How to verify that an operator is a tensor operator?

Question

Suppose $\boldsymbol R,\boldsymbol P$ are the common position and momentum operators, and $\boldsymbol L=\boldsymbol R\times \boldsymbol P$ is the orbital angular momentum . $\boldsymbol K$ is a linear combination of $\boldsymbol R,\boldsymbol P$, and Jordan product of any of their cross product, e.g. $\frac12(\boldsymbol R\times (\boldsymbol R\times \boldsymbol P)-(\boldsymbol R\times \boldsymbol P)\times \boldsymbol R)$, whose coefficients are scalar functions of $ R^2,P^2, \boldsymbol R\cdot \boldsymbol P$, independent from coordinates, i.e. terms like $\boldsymbol R\cdot \boldsymbol{\hat x}$ are not involved.

Let $\boldsymbol J$ be the collection of three angular momentum operators, then a vector operator $\boldsymbol V$ satisfies

$$ [J_i,V_j]=\text i\hbar\epsilon_{ijk}V_k $$

Question: Can we generally proof that $\boldsymbol K$ satisfies the defnition of vector operators, or is there a counter example? In other words, is $$ [L_i,K_j]=\text i\hbar\epsilon_{ijk}K_k $$ true for all $\boldsymbol K$s? One example is the Runge-Lenz operator of a Hydrogen atom

$$ \boldsymbol B=\frac{\boldsymbol P\times\boldsymbol L-\boldsymbol L\times \boldsymbol P}{2me^2}-\frac{\boldsymbol R}R $$

which is confirmed to be a vector operator.

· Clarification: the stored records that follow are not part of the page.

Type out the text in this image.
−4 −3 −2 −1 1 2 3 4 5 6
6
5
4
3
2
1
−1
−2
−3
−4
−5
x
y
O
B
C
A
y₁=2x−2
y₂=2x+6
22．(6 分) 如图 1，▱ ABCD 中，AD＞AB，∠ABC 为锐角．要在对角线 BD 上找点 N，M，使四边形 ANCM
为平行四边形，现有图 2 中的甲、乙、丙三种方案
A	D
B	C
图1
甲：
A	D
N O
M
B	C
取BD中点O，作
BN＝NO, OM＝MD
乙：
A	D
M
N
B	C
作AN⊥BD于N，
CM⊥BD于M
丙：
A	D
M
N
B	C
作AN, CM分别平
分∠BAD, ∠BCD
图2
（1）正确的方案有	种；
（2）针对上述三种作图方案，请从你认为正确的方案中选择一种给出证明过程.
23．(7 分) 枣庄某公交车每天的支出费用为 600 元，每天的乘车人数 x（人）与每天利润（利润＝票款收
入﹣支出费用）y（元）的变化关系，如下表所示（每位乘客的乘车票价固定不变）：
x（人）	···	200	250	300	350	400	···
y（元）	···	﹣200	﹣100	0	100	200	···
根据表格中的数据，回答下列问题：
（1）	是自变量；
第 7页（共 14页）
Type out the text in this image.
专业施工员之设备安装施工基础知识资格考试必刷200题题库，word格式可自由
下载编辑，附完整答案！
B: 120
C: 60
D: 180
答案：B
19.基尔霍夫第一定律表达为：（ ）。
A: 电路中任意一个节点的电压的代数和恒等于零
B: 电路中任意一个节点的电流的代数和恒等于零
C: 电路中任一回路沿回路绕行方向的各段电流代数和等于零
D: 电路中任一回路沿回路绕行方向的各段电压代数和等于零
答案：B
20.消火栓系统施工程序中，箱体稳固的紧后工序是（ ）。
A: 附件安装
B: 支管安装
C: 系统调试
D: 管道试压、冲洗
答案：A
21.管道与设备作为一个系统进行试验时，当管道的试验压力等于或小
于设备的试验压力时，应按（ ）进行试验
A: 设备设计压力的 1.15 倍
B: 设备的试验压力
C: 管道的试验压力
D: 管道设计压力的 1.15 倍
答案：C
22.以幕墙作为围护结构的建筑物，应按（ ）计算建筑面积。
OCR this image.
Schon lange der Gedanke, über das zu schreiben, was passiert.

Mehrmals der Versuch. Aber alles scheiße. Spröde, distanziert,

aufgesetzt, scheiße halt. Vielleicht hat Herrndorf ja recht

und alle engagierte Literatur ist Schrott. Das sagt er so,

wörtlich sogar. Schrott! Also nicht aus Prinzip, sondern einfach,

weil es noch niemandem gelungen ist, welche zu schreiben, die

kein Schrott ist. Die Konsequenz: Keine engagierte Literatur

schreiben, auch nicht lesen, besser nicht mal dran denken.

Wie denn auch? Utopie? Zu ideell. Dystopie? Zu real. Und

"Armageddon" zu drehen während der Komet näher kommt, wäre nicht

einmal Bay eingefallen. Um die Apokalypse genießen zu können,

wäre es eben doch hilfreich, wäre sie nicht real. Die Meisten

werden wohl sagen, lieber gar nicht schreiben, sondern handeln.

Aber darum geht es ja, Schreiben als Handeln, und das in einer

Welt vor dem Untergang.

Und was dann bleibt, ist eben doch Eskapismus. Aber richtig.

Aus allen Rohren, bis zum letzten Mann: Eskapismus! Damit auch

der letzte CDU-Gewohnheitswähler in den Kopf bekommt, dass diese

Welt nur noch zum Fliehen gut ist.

Note: The key is to justify the fact that an operator directly constructed by a classic vector is indeed a vector operator, so simply referring to the definition can't be the proof.

Answer 1

What defines a tensor operator is the commutation relation of its components with the angular momenta. Thus, if $[L_a,K_b]=i\hbar\epsilon_{abc}K_c$ you have a vector operator by definition.

More generally you want something like \begin{align} [L_\pm,T^{\lambda}_\mu]&=\sqrt{(\lambda\mp\mu)(\lambda\pm \mu+1)}T^{\lambda}_{\mu\pm 1}\\ [L_0,T^{\lambda}_\mu]&=\mu T^{\lambda}_\mu\, , \end{align} which tends to be easier to work with and goes beyond vectors ($\lambda$ is not restricted to $1$). It is also useful to use spherical components where, for instance, $$ T^1_1=-\frac{V_x+iV_y}{\sqrt{2}} $$

It is a good bet that, if you start with a classical vector with components $x^a p_y^b$ with $a$ or $b=0$ or $1$ (or such types of products), the corresponding observable will also be a vector operator. If you have higher powers in $x$ or $p$ (i.e. both $a$ and $b\ge 2$), there may be ordering issues and you have to be quite careful. (You want to be aware that a product of hermitian operators remains hermitian only if the operators commute.)

Polynomials in $x,y,z$ alone, or in $p_x,p_y,p_z$ alone, can be decomposed into tensors by expressing them in terms of spherical harmonics. Thus, \begin{align} x+iy&= r \sin\theta e^{i\phi} = c r Y^1_{-1}(\theta,\phi)\, ,\\ (x+iy)(x-iy)&= a r^2 + b r^2 Y^2_{0}(\theta,\phi)\, ,\\ \end{align} for some constants $a,b,c$ and are thus linear combinations of tensor operators, with the latter containing a scalar and the component of a tensor with $\lambda=2$.

In the case of more sophisticated products like the ones you have, you need to use the definition of composite tensors to properly combine the individual vectors using Clebsch-Gordan technology. Thus, again using spherical coordinates: $$ Z^{j}_m =\sum_{qq'} T^{\lambda}_q W^{\lambda'}_{q'} C_{\lambda,q;\lambda'q'}^{jm} $$ so it then becomes a matter of checking if the complicated expressions are properly combined using CGs (again note the use of spherical components).

A good source for this is the text by

Baym, Gordon. Lectures on quantum mechanics. CRC Press, 2018.